Sur les 600 millions de personnes « obèses » dans le monde (chiffre OMS 2014), au moins 2,8 millions en décèdent chaque année, soit 6 850 par jour. L'obésité est devenue un fléau auquel certains gouvernements ont décidé de s'attaquer. En France, à l'occasion de la journée régionale organisée par les quatre Centres spécialisés obésité d'Ile de France, Agnès Buzyn, ministre de la Santé, a présenté la feuille de route « Prise en charge de l'obésité 2019-2022 ».
Un handicap à part entière
En France, près de la moitié des adultes sont en surpoids et 8 millions d'entre eux souffrent d'obésité, dont 500 000 sous une forme sévère. En décembre 2014, la Cour de justice de l'Union européenne tranche : elle peut être considérée comme un « handicap » si elle rend difficile la vie professionnelle de celui qui en souffre, et donc être invoquée dans des affaires de discrimination (article en lien ci-dessous). « Seule l'obésité morbide, la plus extrême, qui présente un IMC supérieur à 40, pourrait créer des limitations équivalentes à un handicap », précise-t-elle à l'époque. Les conséquences physiques mais également psychologiques et sociétales sont considérables, la personne devant faire face à une stigmatisation croissante, autant de critères qui entrent dans la définition du handicap. En 2017, la Fédération mondiale de l'obésité (World obesity) confirme son soutien à la définition de l'obésité, cette fois-ci comme « maladie chronique » récidivante. Elle est, par ailleurs, un facteur de risque principal de nombreuses maladies chroniques (maladies cardio-vasculaires, diabète de type 2, cancers…).
Quelles mesures ?
2,8 milliards d'euros en soins de ville et 3,7 milliards d'euros à l'hôpital sont dédiés à l'obésité chaque année, « son impact, majeur pour la collectivité, étant marqué par de fortes inégalités sociales et territoriales », souligne le ministère de la Santé. La priorité de ce plan sur trois ans est donnée à la prévention dès le plus jeune âge. Le quatrième programme national nutrition santé lancé le 20 septembre 2019 s'est donné pour objectif de réduire de 15% la prévalence de l'obésité chez l'adulte et de 20% chez l'enfant d'ici 2023. Mais il vise aussi à mieux coordonner l'ensemble des professionnels de santé autour du patient dès le repérage et jusqu'aux traitements des complications, via un système de soins décloisonné et coordonné entre la ville et l'hôpital. Enfin, il entend mieux encadrer et sécuriser la réalisation des chirurgies bariatriques (anneau gastrique, sleeve, bypass…), dont l'augmentation est jugée « frappante » par la ministre. Elles ont triplé en 10 ans, passant de 20 000 à plus 60 000, ce qui fait de la France l'un des pays européens où cette pratique est la plus répandue. Or, des complications surviennent pour près d'un patient sur quatre pour certains types d'opérations : complications digestives, risques liés à la perte de la masse musculaire mais aussi comorbidités telles que des carences nutritionnelles ou des difficultés psychologiques. Dans ce contexte, dès 2020, la « pratique de la chirurgie bariatrique sera soumise à une autorisation des centres pouvant la pratiquer sur la base de seuils d'activité et d'engagement à respecter, des critères d'une prise en charge de qualité, notamment en termes de suivi des patients », a annoncé la ministre.
37 centres spécialisés de l'obésité
Dès 2020 également, chaque patient devra bénéficier d'une évaluation de son dossier dans le cadre d'une réunion de concertation pluridisciplinaire afin que lui soit proposer le traitement le plus pertinent compte tenu de son dossier médical.
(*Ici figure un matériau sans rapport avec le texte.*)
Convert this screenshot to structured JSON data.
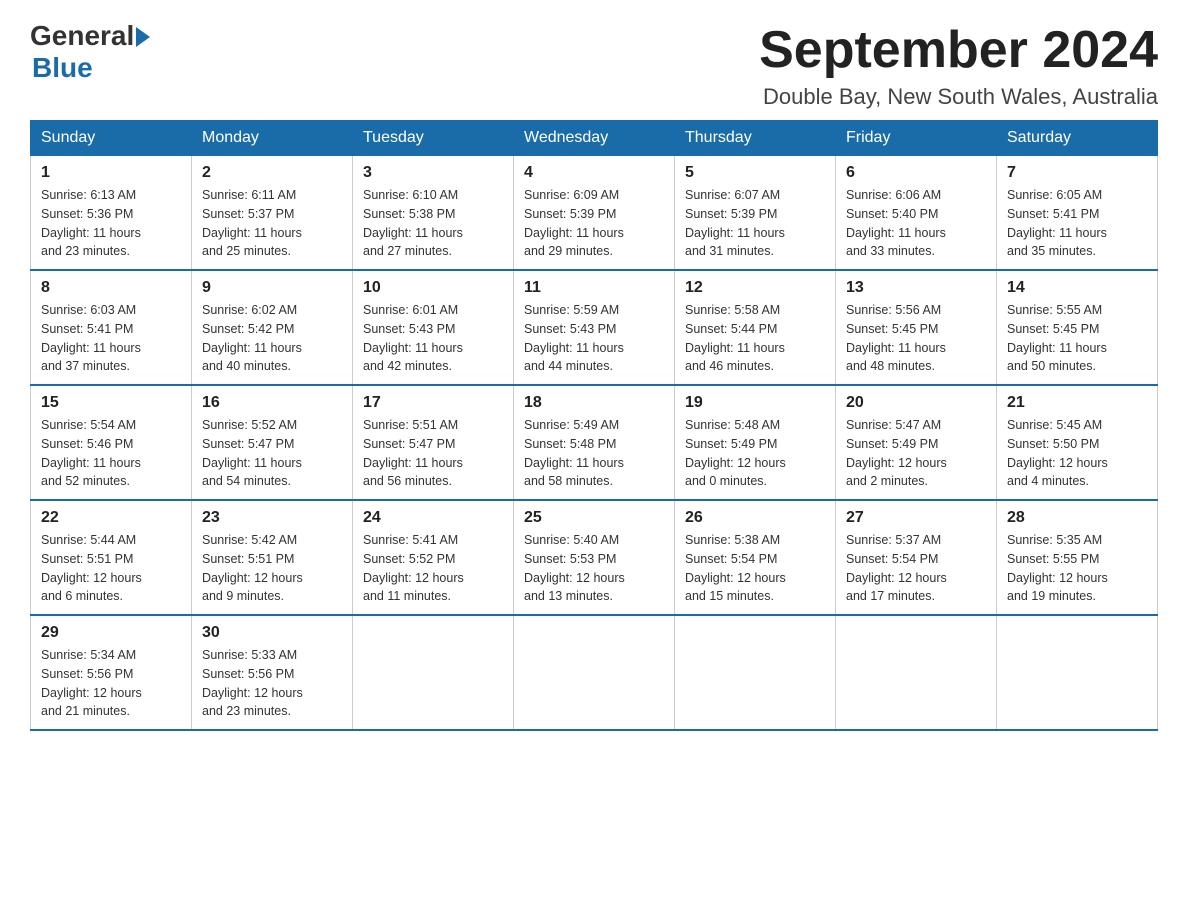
{
  "header": {
    "logo_general": "General",
    "logo_blue": "Blue",
    "month_title": "September 2024",
    "location": "Double Bay, New South Wales, Australia"
  },
  "days_of_week": [
    "Sunday",
    "Monday",
    "Tuesday",
    "Wednesday",
    "Thursday",
    "Friday",
    "Saturday"
  ],
  "weeks": [
    [
      {
        "day": "1",
        "sunrise": "6:13 AM",
        "sunset": "5:36 PM",
        "daylight": "11 hours and 23 minutes."
      },
      {
        "day": "2",
        "sunrise": "6:11 AM",
        "sunset": "5:37 PM",
        "daylight": "11 hours and 25 minutes."
      },
      {
        "day": "3",
        "sunrise": "6:10 AM",
        "sunset": "5:38 PM",
        "daylight": "11 hours and 27 minutes."
      },
      {
        "day": "4",
        "sunrise": "6:09 AM",
        "sunset": "5:39 PM",
        "daylight": "11 hours and 29 minutes."
      },
      {
        "day": "5",
        "sunrise": "6:07 AM",
        "sunset": "5:39 PM",
        "daylight": "11 hours and 31 minutes."
      },
      {
        "day": "6",
        "sunrise": "6:06 AM",
        "sunset": "5:40 PM",
        "daylight": "11 hours and 33 minutes."
      },
      {
        "day": "7",
        "sunrise": "6:05 AM",
        "sunset": "5:41 PM",
        "daylight": "11 hours and 35 minutes."
      }
    ],
    [
      {
        "day": "8",
        "sunrise": "6:03 AM",
        "sunset": "5:41 PM",
        "daylight": "11 hours and 37 minutes."
      },
      {
        "day": "9",
        "sunrise": "6:02 AM",
        "sunset": "5:42 PM",
        "daylight": "11 hours and 40 minutes."
      },
      {
        "day": "10",
        "sunrise": "6:01 AM",
        "sunset": "5:43 PM",
        "daylight": "11 hours and 42 minutes."
      },
      {
        "day": "11",
        "sunrise": "5:59 AM",
        "sunset": "5:43 PM",
        "daylight": "11 hours and 44 minutes."
      },
      {
        "day": "12",
        "sunrise": "5:58 AM",
        "sunset": "5:44 PM",
        "daylight": "11 hours and 46 minutes."
      },
      {
        "day": "13",
        "sunrise": "5:56 AM",
        "sunset": "5:45 PM",
        "daylight": "11 hours and 48 minutes."
      },
      {
        "day": "14",
        "sunrise": "5:55 AM",
        "sunset": "5:45 PM",
        "daylight": "11 hours and 50 minutes."
      }
    ],
    [
      {
        "day": "15",
        "sunrise": "5:54 AM",
        "sunset": "5:46 PM",
        "daylight": "11 hours and 52 minutes."
      },
      {
        "day": "16",
        "sunrise": "5:52 AM",
        "sunset": "5:47 PM",
        "daylight": "11 hours and 54 minutes."
      },
      {
        "day": "17",
        "sunrise": "5:51 AM",
        "sunset": "5:47 PM",
        "daylight": "11 hours and 56 minutes."
      },
      {
        "day": "18",
        "sunrise": "5:49 AM",
        "sunset": "5:48 PM",
        "daylight": "11 hours and 58 minutes."
      },
      {
        "day": "19",
        "sunrise": "5:48 AM",
        "sunset": "5:49 PM",
        "daylight": "12 hours and 0 minutes."
      },
      {
        "day": "20",
        "sunrise": "5:47 AM",
        "sunset": "5:49 PM",
        "daylight": "12 hours and 2 minutes."
      },
      {
        "day": "21",
        "sunrise": "5:45 AM",
        "sunset": "5:50 PM",
        "daylight": "12 hours and 4 minutes."
      }
    ],
    [
      {
        "day": "22",
        "sunrise": "5:44 AM",
        "sunset": "5:51 PM",
        "daylight": "12 hours and 6 minutes."
      },
      {
        "day": "23",
        "sunrise": "5:42 AM",
        "sunset": "5:51 PM",
        "daylight": "12 hours and 9 minutes."
      },
      {
        "day": "24",
        "sunrise": "5:41 AM",
        "sunset": "5:52 PM",
        "daylight": "12 hours and 11 minutes."
      },
      {
        "day": "25",
        "sunrise": "5:40 AM",
        "sunset": "5:53 PM",
        "daylight": "12 hours and 13 minutes."
      },
      {
        "day": "26",
        "sunrise": "5:38 AM",
        "sunset": "5:54 PM",
        "daylight": "12 hours and 15 minutes."
      },
      {
        "day": "27",
        "sunrise": "5:37 AM",
        "sunset": "5:54 PM",
        "daylight": "12 hours and 17 minutes."
      },
      {
        "day": "28",
        "sunrise": "5:35 AM",
        "sunset": "5:55 PM",
        "daylight": "12 hours and 19 minutes."
      }
    ],
    [
      {
        "day": "29",
        "sunrise": "5:34 AM",
        "sunset": "5:56 PM",
        "daylight": "12 hours and 21 minutes."
      },
      {
        "day": "30",
        "sunrise": "5:33 AM",
        "sunset": "5:56 PM",
        "daylight": "12 hours and 23 minutes."
      },
      null,
      null,
      null,
      null,
      null
    ]
  ],
  "labels": {
    "sunrise_prefix": "Sunrise: ",
    "sunset_prefix": "Sunset: ",
    "daylight_prefix": "Daylight: "
  }
}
Agnès Buzyn en confie le pilotage aux 37 centres spécialisés de l'obésité (CSO). Afin de mettre en œuvre concrètement cette feuille de route, un comité de suivi de l'obésité a été créé ; il doit rédiger un nouveau cahier des charges des CSO pour le premier trimestre 2020. L'enveloppe actuelle de 3 millions d'euros qui leur est dédiée pourrait être réévaluée.